How we used clustering to strengthen machine understanding

Abstract: For a client in the mining industry, we developed machine learning models that understand and learn machine states and behaviors without human intervention. In a data explorer tool, these states and behaviors were visualized in a way that enabled discussion with subject matter experts, with the goal of deriving optimized machine configurations.


Our customer is a large industrial engineering company whose services include building mining equipment. They wanted to add data-driven and analytics-based software products to their traditional hardware-based business in order to generate new revenue channels. One problem that they aimed to tackle along this path was automatically understanding the different states of a machine—including how those states change and depend on one another. This was vital to optimizing the machine settings and increasing the equipment’s lifetime value.
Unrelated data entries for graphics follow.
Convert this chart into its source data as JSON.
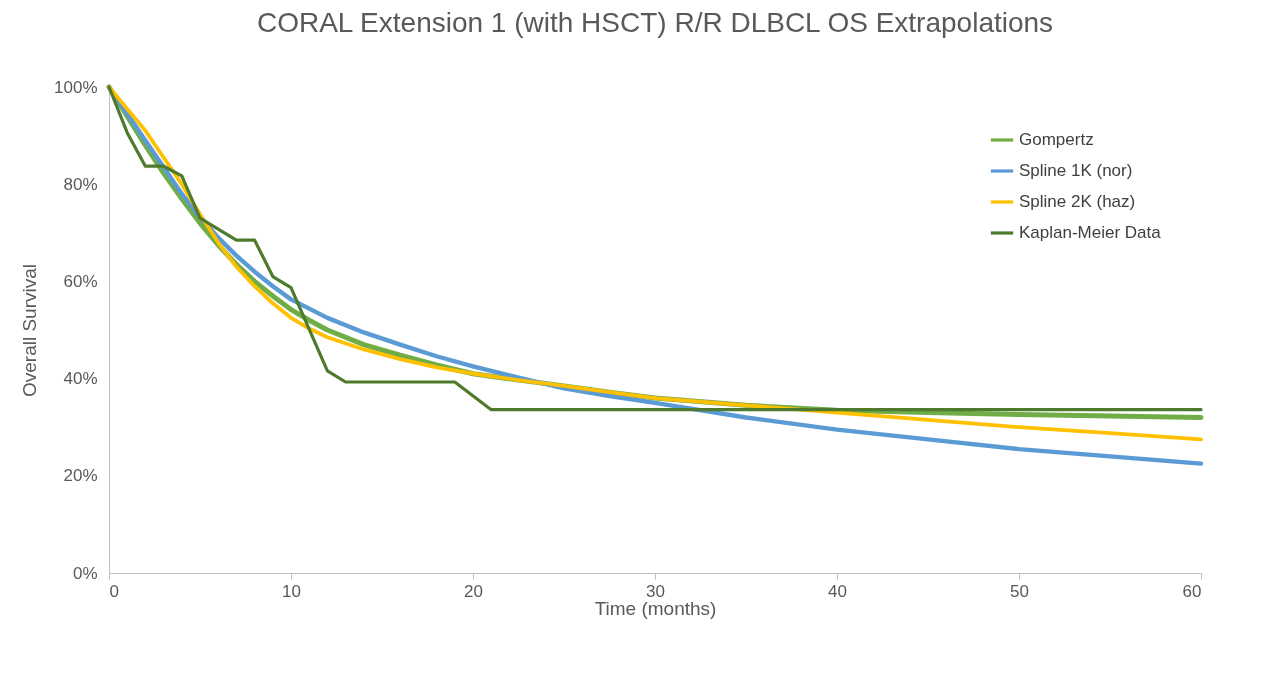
{
  "chart_data": {
    "type": "line",
    "title": "CORAL Extension 1 (with HSCT) R/R DLBCL OS Extrapolations",
    "xlabel": "Time (months)",
    "ylabel": "Overall Survival",
    "xlim": [
      0,
      60
    ],
    "xticks": [
      0,
      10,
      20,
      30,
      40,
      50,
      60
    ],
    "ylim": [
      0,
      100
    ],
    "yticks": [
      {
        "value": 0,
        "label": "0%"
      },
      {
        "value": 20,
        "label": "20%"
      },
      {
        "value": 40,
        "label": "40%"
      },
      {
        "value": 60,
        "label": "60%"
      },
      {
        "value": 80,
        "label": "80%"
      },
      {
        "value": 100,
        "label": "100%"
      }
    ],
    "legend": "top right",
    "grid": false,
    "marker": "none",
    "series": [
      {
        "name": "Gompertz",
        "color": "#70ad47",
        "x": [
          0,
          1,
          2,
          3,
          4,
          5,
          6,
          7,
          8,
          9,
          10,
          11,
          12,
          14,
          16,
          18,
          20,
          22.5,
          25,
          27.5,
          30,
          35,
          40,
          45,
          50,
          55,
          60
        ],
        "values": [
          100,
          94,
          88,
          82.3,
          77,
          72,
          67.5,
          63.5,
          60,
          57,
          54.2,
          52,
          50,
          47,
          44.8,
          42.8,
          41,
          39.7,
          38.5,
          37.2,
          36,
          34.5,
          33.5,
          33,
          32.6,
          32.3,
          32
        ]
      },
      {
        "name": "Spline 1K (nor)",
        "color": "#5b9bd5",
        "x": [
          0,
          1,
          2,
          3,
          4,
          5,
          6,
          7,
          8,
          9,
          10,
          11,
          12,
          14,
          16,
          18,
          20,
          22.5,
          25,
          27.5,
          30,
          35,
          40,
          45,
          50,
          55,
          60
        ],
        "values": [
          100,
          94.5,
          89,
          83.5,
          78,
          73.3,
          69,
          65.3,
          62,
          59,
          56.3,
          54.4,
          52.5,
          49.5,
          47,
          44.6,
          42.5,
          40.2,
          38,
          36.4,
          35,
          32,
          29.5,
          27.5,
          25.5,
          24,
          22.5
        ]
      },
      {
        "name": "Spline 2K (haz)",
        "color": "#ffc000",
        "x": [
          0,
          1,
          2,
          3,
          4,
          5,
          6,
          7,
          8,
          9,
          10,
          11,
          12,
          14,
          16,
          18,
          20,
          22.5,
          25,
          27.5,
          30,
          35,
          40,
          45,
          50,
          55,
          60
        ],
        "values": [
          100,
          95.5,
          91,
          85.5,
          80,
          73.8,
          68,
          63,
          59,
          55.5,
          52.5,
          50.3,
          48.5,
          46,
          44,
          42.3,
          41,
          39.7,
          38.5,
          37.2,
          36,
          34.5,
          33,
          31.5,
          30,
          28.8,
          27.5
        ]
      },
      {
        "name": "Kaplan-Meier Data",
        "color": "#4e7a2d",
        "x": [
          0,
          1,
          2,
          3,
          4,
          5,
          7,
          8,
          9,
          10,
          12,
          13,
          19,
          21,
          60
        ],
        "values": [
          100,
          90.6,
          83.7,
          83.7,
          81.7,
          73,
          68.5,
          68.5,
          61,
          58.7,
          41.6,
          39.3,
          39.3,
          33.6,
          33.6
        ]
      }
    ]
  }
}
At SPRYFOX, we first conducted experiments on clustering algorithms to automatically generate machine states and visualize the transition between those states. A crucial step was ensuring our algorithms—from a plethora of sensor and log data—were able to downscale to a few explainable and important features, in order to help the user understand the analytics output.

Explainability of the automatically-identified machine states proved essential, which is why we provided a special visualization software that allowed the customer to explore, understand, name, and configure the states. The resulting explainability was achieved on three levels:

  1. Data combinations, or the typical variable ranges for each state.
  2. Time, or the variability for each state.
  3. Transition, or the typical transition behaviors between states.


Our final solution was a sophisticated data explorer with a strong emphasis on data explainability and easy-to-understand user interfaces. Using this software, our customer could easily understand machine behavior, discuss it with subject matter experts, and derive optimized machine configurations.